L’ennesima provocazione dal tycoon
Non è la prima volta che Trump prende di mira la premier italiana con toni che molti osservatori definiscono apertamente offensivi. Ma stavolta il livello dello scontro sembra aver raggiunto un punto critico. L’attacco, lanciato attraverso i canali social del magnate repubblicano, conteneva riferimenti personali che hanno fatto indignare anche esponenti della maggioranza di governo a Roma. Tre ministri del centrodestra, secondo quanto trapelato, avrebbero chiesto un chiarimento urgente in sede di Consiglio dei ministri.
That’s un segnale difficile da ignorare.
La reazione italiana e la richiesta dell’ordine restrittivo
La risposta del governo Meloni è arrivata in modo indiretto ma inequivocabile. “Non possiamo tollerare che un leader straniero, chiunque esso sia, si rivolga al presidente del Consiglio italiano con questi toni”, ha dichiarato un alto funzionario del Ministero degli Esteri, che ha preferito mantenere l’anonimato. La richiesta di un ordine restrittivo — uno strumento giuridico raramente invocato in ambito diplomatico — sarebbe stata discussa in almeno due riunioni riservate nelle ultime 48 ore.
And questo avviene in un momento tutt’altro che semplice per le relazioni transatlantiche, già messe sotto pressione dalla guerra in Ucraina e dalle tensioni commerciali sui dazi.
Il contesto politico: alleati, ma non troppo
Meloni e Trump si erano mostrati relativamente allineati su diversi dossier internazionali, dal sostegno alla NATO fino alla gestione dei flussi migratori. Yet la luna di miele sembra definitivamente finita. Secondo analisti sentiti dalla redazione, Trump starebbe usando Meloni come bersaglio per consolidare il suo elettorato più nazionalista, dipingendola come un’europea troppo «debole» rispetto ai suoi standard. Un calcolo politico freddo, cinico. Still non è insolito per il tycoon newyorchese.

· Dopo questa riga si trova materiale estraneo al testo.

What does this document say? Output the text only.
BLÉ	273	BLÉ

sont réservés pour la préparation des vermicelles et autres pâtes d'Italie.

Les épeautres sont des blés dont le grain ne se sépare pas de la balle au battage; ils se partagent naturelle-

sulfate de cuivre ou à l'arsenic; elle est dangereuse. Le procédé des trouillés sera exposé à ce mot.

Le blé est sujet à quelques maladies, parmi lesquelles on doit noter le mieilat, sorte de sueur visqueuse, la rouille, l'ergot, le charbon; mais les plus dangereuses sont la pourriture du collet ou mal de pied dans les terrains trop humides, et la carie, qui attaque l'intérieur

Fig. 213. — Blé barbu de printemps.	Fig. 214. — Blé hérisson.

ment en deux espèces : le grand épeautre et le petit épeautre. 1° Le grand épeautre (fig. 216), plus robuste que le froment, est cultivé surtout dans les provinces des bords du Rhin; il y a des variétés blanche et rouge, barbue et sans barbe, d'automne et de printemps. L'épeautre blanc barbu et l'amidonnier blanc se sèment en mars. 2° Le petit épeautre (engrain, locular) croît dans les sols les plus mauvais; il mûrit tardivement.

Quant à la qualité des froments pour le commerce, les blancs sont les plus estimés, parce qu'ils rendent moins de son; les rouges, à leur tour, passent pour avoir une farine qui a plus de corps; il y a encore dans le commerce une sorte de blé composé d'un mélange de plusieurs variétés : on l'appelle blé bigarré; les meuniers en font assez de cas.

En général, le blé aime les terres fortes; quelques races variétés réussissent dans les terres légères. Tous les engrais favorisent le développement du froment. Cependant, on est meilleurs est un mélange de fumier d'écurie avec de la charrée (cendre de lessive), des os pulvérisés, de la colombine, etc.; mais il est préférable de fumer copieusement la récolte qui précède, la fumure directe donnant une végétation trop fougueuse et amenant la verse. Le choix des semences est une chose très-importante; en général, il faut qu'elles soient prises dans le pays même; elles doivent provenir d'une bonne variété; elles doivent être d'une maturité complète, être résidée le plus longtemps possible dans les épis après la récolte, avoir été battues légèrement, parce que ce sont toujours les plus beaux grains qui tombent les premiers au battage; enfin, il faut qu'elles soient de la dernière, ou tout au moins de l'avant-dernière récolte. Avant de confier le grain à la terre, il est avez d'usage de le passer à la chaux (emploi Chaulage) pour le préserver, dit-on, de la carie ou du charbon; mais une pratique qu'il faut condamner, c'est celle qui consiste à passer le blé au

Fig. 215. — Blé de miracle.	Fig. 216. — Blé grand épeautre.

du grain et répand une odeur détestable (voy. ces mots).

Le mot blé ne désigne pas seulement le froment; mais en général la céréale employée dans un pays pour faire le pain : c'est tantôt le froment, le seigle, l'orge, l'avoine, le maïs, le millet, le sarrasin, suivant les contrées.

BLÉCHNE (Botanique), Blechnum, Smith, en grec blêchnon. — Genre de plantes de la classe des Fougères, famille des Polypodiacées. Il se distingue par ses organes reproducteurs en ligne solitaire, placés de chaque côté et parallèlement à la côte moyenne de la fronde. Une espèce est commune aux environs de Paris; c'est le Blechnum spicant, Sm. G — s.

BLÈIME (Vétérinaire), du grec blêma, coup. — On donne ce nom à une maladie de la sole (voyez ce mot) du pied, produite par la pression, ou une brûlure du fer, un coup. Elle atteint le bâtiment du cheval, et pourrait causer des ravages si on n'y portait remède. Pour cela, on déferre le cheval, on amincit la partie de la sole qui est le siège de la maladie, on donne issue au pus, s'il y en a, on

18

I sondaggi interni al centrodestra italiano, aggiornati a questa settimana, mostrano che il 61% degli elettori di Fratelli d’Italia considera l’attacco di Trump «inaccettabile».
Cosa succede adesso
Nei prossimi giorni si capirà se la richiesta dell’ordine restrittivo rimarrà un’opzione sul tavolo o verrà effettivamente formalizzata attraverso i canali diplomatici ufficiali. So l’attenzione è tutta puntata sulla prossima mossa di Palazzo Chigi. Un incontro bilaterale era stato ipotizzato per il prossimo mese, ma adesso sembra molto meno probabile. Roma e Washington sono ufficialmente alleate. Ma certi attacchi, dicono dal governo italiano, non possono restare senza risposta.